Rachel Fordham brings us a delightful “Romeo and Juliet” meets “You’ve Got Mail” tale with “The Letter Tree.”
It’s 1924 in Buffalo, N.Y., and Laura Bradshaw has very little to look forward to. With an overbearing father and a mother who passed away seven years ago, she feels trapped. Forced to hate her shoe factory owning father’s competition, the Campbell family, she has few friends and is allowed to participate in few activities.
The one thing she has come to rely upon — the Letter Tree located inside the Buffalo Zoo and the letters she finds hidden inside it. For the past seven years, she has been placing letters to an unknown person inside a hole in the special tree. She has no idea who the identity of her special pen pal is, but it fills her world with a special glimmer (“Like her very own fairy tale, this secret exchange felt magical, whimsical — and hopeful”).
Isaac Campbell seeks to get away from his father’s strict ways. He wants more for himself than just occasionally working at their family’s shoe factory. But as circumstances suddenly are placed in his life, he begins to find a better purpose and a hope.
Fordham does an incredible job of developing a plot filled with real places and based-on-true-life people and experiences, including a giant elephant named Big Frank. She develops a story filled with tension, drama, romance and mystery. And she creates intriguing and enigmatic characters, some you will definitely want to root for and some not so much.

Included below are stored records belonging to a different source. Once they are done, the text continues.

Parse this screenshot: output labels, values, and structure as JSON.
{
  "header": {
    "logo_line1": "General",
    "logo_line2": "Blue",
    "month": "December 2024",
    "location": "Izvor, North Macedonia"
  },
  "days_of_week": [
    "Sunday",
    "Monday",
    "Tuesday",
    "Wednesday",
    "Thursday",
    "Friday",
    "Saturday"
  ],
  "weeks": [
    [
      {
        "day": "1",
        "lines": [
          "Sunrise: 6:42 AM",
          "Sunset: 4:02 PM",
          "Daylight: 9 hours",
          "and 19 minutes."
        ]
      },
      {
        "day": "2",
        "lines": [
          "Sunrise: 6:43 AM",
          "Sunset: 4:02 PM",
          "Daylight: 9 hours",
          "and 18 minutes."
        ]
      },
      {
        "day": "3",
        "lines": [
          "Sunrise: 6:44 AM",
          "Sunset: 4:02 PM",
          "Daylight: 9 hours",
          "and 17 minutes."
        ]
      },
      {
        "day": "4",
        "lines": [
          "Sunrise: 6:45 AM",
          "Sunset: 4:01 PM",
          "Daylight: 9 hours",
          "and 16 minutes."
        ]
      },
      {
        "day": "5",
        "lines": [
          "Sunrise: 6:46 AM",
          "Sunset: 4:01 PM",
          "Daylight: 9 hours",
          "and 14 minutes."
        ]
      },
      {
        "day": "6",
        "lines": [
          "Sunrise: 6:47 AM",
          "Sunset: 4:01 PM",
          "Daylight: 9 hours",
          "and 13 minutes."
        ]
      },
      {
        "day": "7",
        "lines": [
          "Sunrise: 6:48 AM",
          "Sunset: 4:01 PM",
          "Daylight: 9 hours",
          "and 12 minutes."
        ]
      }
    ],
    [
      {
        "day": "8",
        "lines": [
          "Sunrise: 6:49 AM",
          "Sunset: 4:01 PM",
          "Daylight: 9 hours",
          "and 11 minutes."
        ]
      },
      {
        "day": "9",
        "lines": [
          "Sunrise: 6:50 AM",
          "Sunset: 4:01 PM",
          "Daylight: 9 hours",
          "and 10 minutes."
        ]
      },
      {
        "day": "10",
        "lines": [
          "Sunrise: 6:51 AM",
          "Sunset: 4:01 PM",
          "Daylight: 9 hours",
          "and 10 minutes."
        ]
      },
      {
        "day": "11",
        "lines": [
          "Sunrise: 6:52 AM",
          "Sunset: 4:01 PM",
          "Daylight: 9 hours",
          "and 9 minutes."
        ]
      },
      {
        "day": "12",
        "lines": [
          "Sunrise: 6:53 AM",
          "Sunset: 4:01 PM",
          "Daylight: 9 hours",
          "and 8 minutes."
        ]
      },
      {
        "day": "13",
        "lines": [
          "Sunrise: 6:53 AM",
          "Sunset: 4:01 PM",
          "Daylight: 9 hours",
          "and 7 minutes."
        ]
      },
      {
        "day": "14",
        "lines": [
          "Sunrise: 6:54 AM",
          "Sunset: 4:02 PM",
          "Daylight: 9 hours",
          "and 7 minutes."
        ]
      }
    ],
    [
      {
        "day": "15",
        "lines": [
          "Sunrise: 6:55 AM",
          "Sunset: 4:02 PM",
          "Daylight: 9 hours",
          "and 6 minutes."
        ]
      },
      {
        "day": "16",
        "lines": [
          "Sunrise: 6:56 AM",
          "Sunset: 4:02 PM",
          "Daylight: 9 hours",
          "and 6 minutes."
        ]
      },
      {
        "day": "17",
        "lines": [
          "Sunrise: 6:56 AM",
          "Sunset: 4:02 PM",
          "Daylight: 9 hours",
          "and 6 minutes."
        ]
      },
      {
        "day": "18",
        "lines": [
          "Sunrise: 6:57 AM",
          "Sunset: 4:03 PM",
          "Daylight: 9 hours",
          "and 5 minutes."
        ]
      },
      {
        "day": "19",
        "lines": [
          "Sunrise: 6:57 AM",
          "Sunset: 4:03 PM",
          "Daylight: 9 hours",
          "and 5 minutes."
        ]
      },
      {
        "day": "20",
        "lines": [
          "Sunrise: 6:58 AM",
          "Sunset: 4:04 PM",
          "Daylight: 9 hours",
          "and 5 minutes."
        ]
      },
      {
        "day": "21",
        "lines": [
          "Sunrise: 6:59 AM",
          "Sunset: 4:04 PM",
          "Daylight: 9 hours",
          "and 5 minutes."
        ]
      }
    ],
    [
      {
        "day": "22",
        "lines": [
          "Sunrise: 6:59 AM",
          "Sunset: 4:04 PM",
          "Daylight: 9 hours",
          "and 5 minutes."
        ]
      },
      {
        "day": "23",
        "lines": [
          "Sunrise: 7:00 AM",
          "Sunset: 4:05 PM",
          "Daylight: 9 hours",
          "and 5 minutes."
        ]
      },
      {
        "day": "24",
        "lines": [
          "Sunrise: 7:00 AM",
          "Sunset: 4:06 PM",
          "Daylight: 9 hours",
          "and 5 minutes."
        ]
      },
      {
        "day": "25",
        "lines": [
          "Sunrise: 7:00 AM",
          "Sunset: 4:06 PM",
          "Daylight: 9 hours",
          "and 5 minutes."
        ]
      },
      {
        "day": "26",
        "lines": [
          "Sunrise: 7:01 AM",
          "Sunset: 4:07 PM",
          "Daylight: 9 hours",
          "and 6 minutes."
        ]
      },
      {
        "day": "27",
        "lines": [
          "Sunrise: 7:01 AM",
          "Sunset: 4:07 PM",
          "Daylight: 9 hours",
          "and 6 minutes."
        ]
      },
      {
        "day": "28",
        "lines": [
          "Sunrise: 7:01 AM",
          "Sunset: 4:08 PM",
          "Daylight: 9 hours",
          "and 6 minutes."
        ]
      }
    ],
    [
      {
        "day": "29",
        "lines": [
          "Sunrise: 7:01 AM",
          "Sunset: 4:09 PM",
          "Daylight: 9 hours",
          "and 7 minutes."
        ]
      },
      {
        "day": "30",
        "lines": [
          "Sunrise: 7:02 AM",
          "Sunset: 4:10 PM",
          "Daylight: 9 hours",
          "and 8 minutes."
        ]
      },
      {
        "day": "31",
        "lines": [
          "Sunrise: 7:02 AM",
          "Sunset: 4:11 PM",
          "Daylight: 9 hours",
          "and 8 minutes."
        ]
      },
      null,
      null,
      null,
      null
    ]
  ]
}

She also fills “The Letter Tree,” which is due out Oct. 31, with some great themes, like God gives us desires and will help us achieve them; the desire for freedom and to be rescued; choosing bravery; hate can become habitual; and finding our meaning and purpose.
Fans of historical fiction will love this story.
Five stars out of five.
Thomas Nelson provided this complimentary copy through NetGalley for my honest, unbiased review.